Correlation Between Manulife Fin and QC Copper
Can any of the company-specific risk be diversified away by investing in both Manulife Fin and QC Copper at the same time? Although using a correlation coefficient on its own may not help to predict future stock returns, this module helps to understand the diversifiable risk of combining Manulife Fin and QC Copper into the same portfolio, which is an essential part of the fundamental portfolio management process.
By analyzing existing cross correlation between Manulife Fin Non and QC Copper and, you can compare the effects of market volatilities on Manulife Fin and QC Copper and check how they will diversify away market risk if combined in the same portfolio for a given time horizon. You can also utilize pair trading strategies of matching a long position in Manulife Fin with a short position of QC Copper. Check out your portfolio center. Please also check ongoing floating volatility patterns of Manulife Fin and QC Copper.
Diversification Opportunities for Manulife Fin and QC Copper
0.25 | Correlation Coefficient |
Modest diversification
The 3 months correlation between Manulife and QCCU is 0.25. Overlapping area represents the amount of risk that can be diversified away by holding Manulife Fin Non and QC Copper and in the same portfolio, assuming nothing else is changed. The correlation between historical prices or returns on QC Copper and Manulife Fin is a relative statistical measure of the degree to which these equity instruments tend to move together. The correlation coefficient measures the extent to which returns on Manulife Fin Non are associated (or correlated) with QC Copper. Values of the correlation coefficient range from -1 to +1, where. The correlation of zero (0) is possible when the price movement of QC Copper has no effect on the direction of Manulife Fin i.e., Manulife Fin and QC Copper go up and down completely randomly.
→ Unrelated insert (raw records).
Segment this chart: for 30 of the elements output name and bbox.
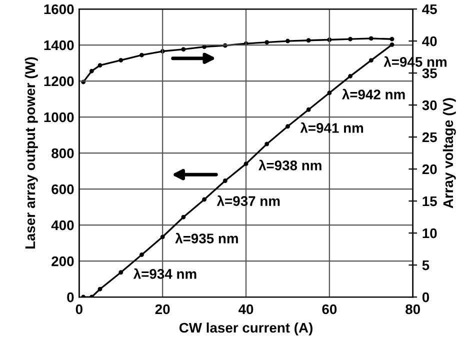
y2-tick-label: 30: [422, 100, 437, 110]
y-tick-label: 1600: [44, 4, 74, 14]
y-tick-label: 0: [67, 292, 74, 302]
y-tick-label: 200: [52, 256, 74, 266]
y-tick-label: 600: [52, 184, 74, 194]
y2-tick-label: 0: [422, 292, 430, 302]
annotation: λ=938 nm: [258, 160, 322, 170]
x-tick-label: 80: [406, 304, 420, 314]
y2-tick-label: 40: [422, 36, 437, 46]
x-tick-label: 40: [238, 304, 254, 314]
y-tick-label: 1200: [44, 76, 74, 86]
y-tick-label: 1000: [44, 112, 74, 122]
x-tick-label: 20: [155, 304, 170, 314]
x-axis-title: CW laser current (A): [179, 322, 312, 336]
y2-tick-label: 20: [422, 164, 437, 174]
y2-tick-label: 35: [422, 68, 437, 78]
y2-tick-label: 10: [422, 228, 437, 238]
y2-tick-label: 15: [422, 196, 437, 206]
y2-tick-label: 25: [422, 132, 437, 142]
y2-tick-label: 45: [422, 4, 437, 14]
y-tick-label: 800: [52, 148, 74, 158]
y-axis-title: Laser array output power (W): [24, 57, 38, 249]
y2-tick-label: 5: [422, 260, 430, 270]
x-tick-label: 60: [322, 304, 337, 314]
annotation: λ=942 nm: [342, 88, 405, 100]
x-tick-label: 0: [76, 304, 82, 314]
y-tick-label: 400: [51, 220, 74, 230]
y-tick-label: 1400: [44, 40, 74, 50]
y2-axis-title: Array voltage (V): [442, 98, 456, 208]
annotation: λ=935 nm: [175, 232, 238, 244]
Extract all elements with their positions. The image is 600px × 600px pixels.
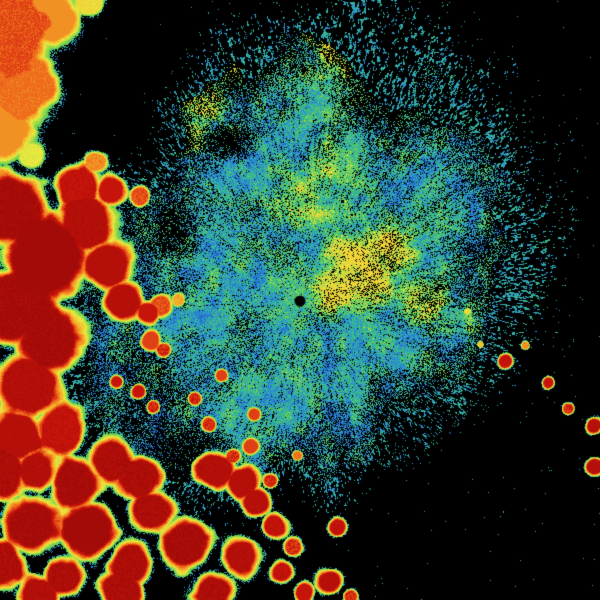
weather-radar-display xyxy=(0,0,600,600)
radar-reflectivity-image xyxy=(0,0,600,600)
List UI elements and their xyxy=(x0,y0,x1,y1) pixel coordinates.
Pair Corralation between Manulife Fin and QC Copper
Assuming the 90 days trading horizon Manulife Fin is expected to generate 1.13 times less return on investment than QC Copper. But when comparing it to its historical volatility, Manulife Fin Non is 6.6 times less risky than QC Copper. It trades about 0.11 of its potential returns per unit of risk. QC Copper and is currently generating about 0.02 of returns per unit of risk over similar time horizon. If you would invest 13.00 in QC Copper and on September 1, 2024 and sell it today you would lose (1.00) from holding QC Copper and or give up 7.69% of portfolio value over 90 days.
Time Period | 3 Months [change] |
Direction | Moves Together |
Strength | Very Weak |
Accuracy | 100.0% |
Values | Daily Returns |
Manulife Fin Non vs. QC Copper and
Performance |
Timeline |
Manulife Fin Non |
QC Copper |
Manulife Fin and QC Copper Volatility Contrast
Predicted Return Density |
Returns |
Pair Trading with Manulife Fin and QC Copper
The main advantage of trading using opposite Manulife Fin and QC Copper positions is that it hedges away some unsystematic risk. Because of two separate transactions, even if Manulife Fin position performs unexpectedly, QC Copper can make up some of the losses. Pair trading also minimizes risk from directional movements in the market. For example, if an entire industry or sector drops because of unexpected headlines, the short position in QC Copper will offset losses from the drop in QC Copper's long position.Manulife Fin vs. Leons Furniture Limited | Manulife Fin vs. Advent Wireless | Manulife Fin vs. Perseus Mining | Manulife Fin vs. Plaza Retail REIT |
QC Copper vs. First Majestic Silver | QC Copper vs. Ivanhoe Energy | QC Copper vs. Orezone Gold Corp | QC Copper vs. Faraday Copper Corp |
Check out your portfolio center.Note that this page's information should be used as a complementary analysis to find the right mix of equity instruments to add to your existing portfolios or create a brand new portfolio. You can also try the Theme Ratings module to determine theme ratings based on digital equity recommendations. Macroaxis theme ratings are based on combination of fundamental analysis and risk-adjusted market performance.